De Raad van State geeft U in overweging het voorstel van wet te zenden aan de Tweede Kamer der Staten-Generaal, nadat met het vorenstaande rekening zal zijn gehouden.

De Vice-President van de Raad van State,

H. D. Tjeenk Willink

5. Ik moge U verzoeken het hierbij gevoegde gewijzigde voorstel van wet en de gewijzigde memorie van toelichting aan de Tweede Kamer der Staten-Generaal te zenden.

De Minister van Justitie,

W. Sorgdrager

Bijlage bij het advies van de Raad van State van 29 januari 1998, no. W03.98.0007, met redactionele kanttekeningen die de Raad in overweging geeft.

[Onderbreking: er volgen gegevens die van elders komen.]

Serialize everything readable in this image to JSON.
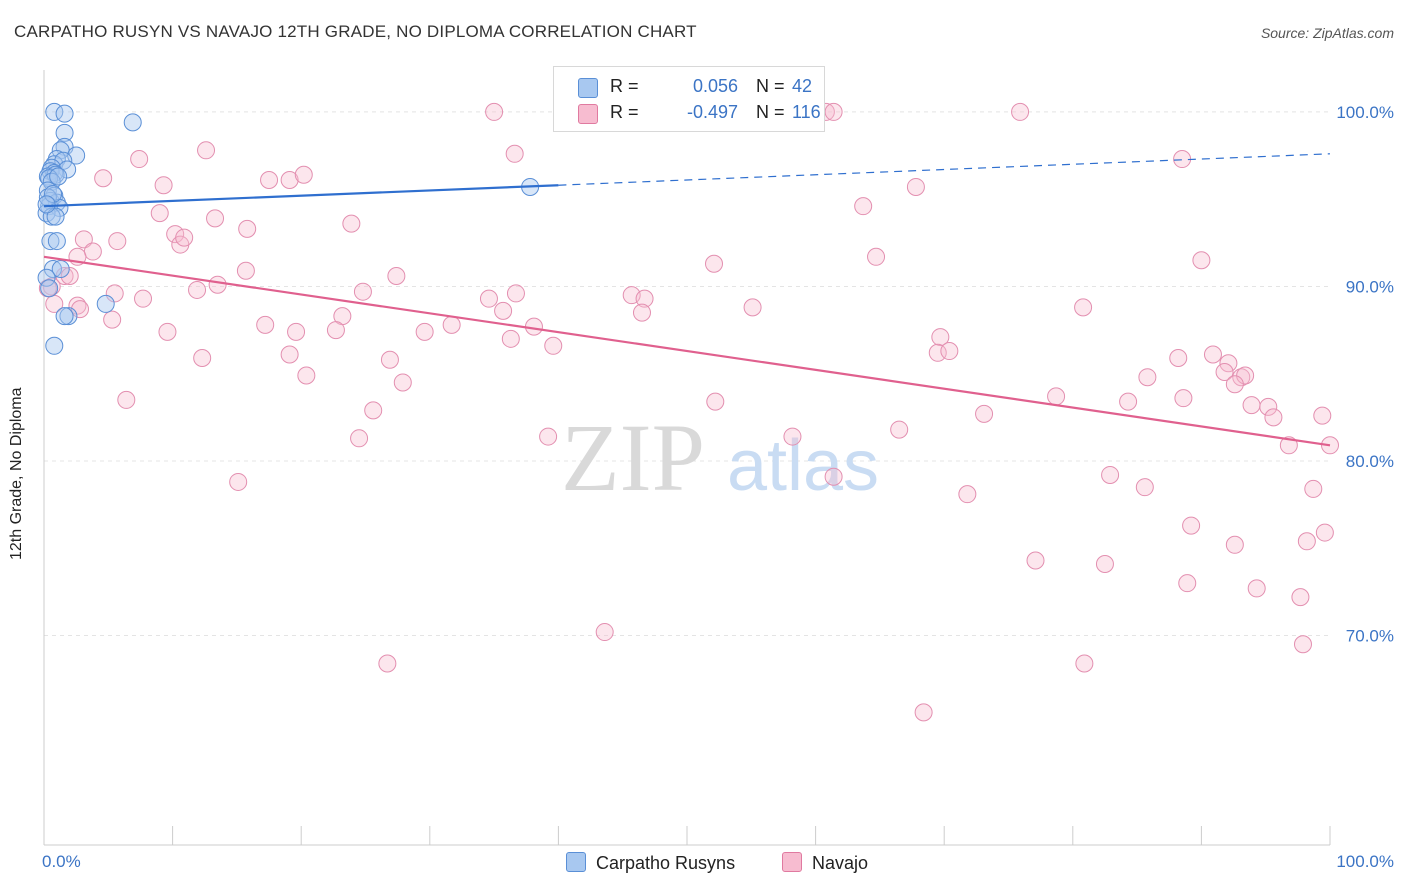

– In artikel III, onder B, de zinsnede «wordt in artikel 27b, eerste lid, onder a, «55 gulden» vervangen door «60 gulden» en wordt in het eerste lid, onder b, «200 gulden» vervangen door «225 gulden» en «400 gulden» vervangen door «450 gulden»» wijzigen in: wordt in artikel 27b, eerste lid, onder a, van de Algemene wet inzake rijksbelastingen «50 gulden» vervangen door: 60 gulden en wordt in het eerste lid, onder b, «200 gulden» vervangen door: 225 gulden en in het eerste lid, onder c, «400 gulden» vervangen door: 450 gulden.

– In artikel V «50 gulden» vervangen door: 55 gulden.

– In artikel IV en de toelichting telkens «Wetboek van burgerlijke rechtsvordering» vervangen door: Wetboek van Burgerlijke Rechtsvordering.

– In de toelichting naar kamerstukken verwijzen overeenkomstig aanwijzing 219 van de Aanwijzingen voor de regelgeving.

– In noot 1 van de memorie van toelichting «Dit verslag is aangeboden aan beide kamers der Staten-Generaal op 21 december 1996 (kamerstukken II, 1996/1997,...)» vervangen door: Dit verslag is aangeboden aan beide kamers der Staten-Generaal op 21 januari 1997 (Handelingen I 1996/1997, blz. 42–3445).

– In de toelichting op artikel I «artikel 119a van de Wet bestuursrechtspraak bedrijfsorganisatie» vervangen door: artikel 19 van de Wet bestuursrechtspraak bedrijfsorganisatie.

– In de toelichting op artikel III, onder B, «artikel 27b van de Wet administratieve rechtspraak belastingzaken» vervangen door: artikel 27b van de Algemene wet inzake rijksbelastingen.

– In de toelichting op artikel XI (te wijzigen in: IX) «artikel 6:6 van de Awb» vervangen door: artikel 6:7 Awb.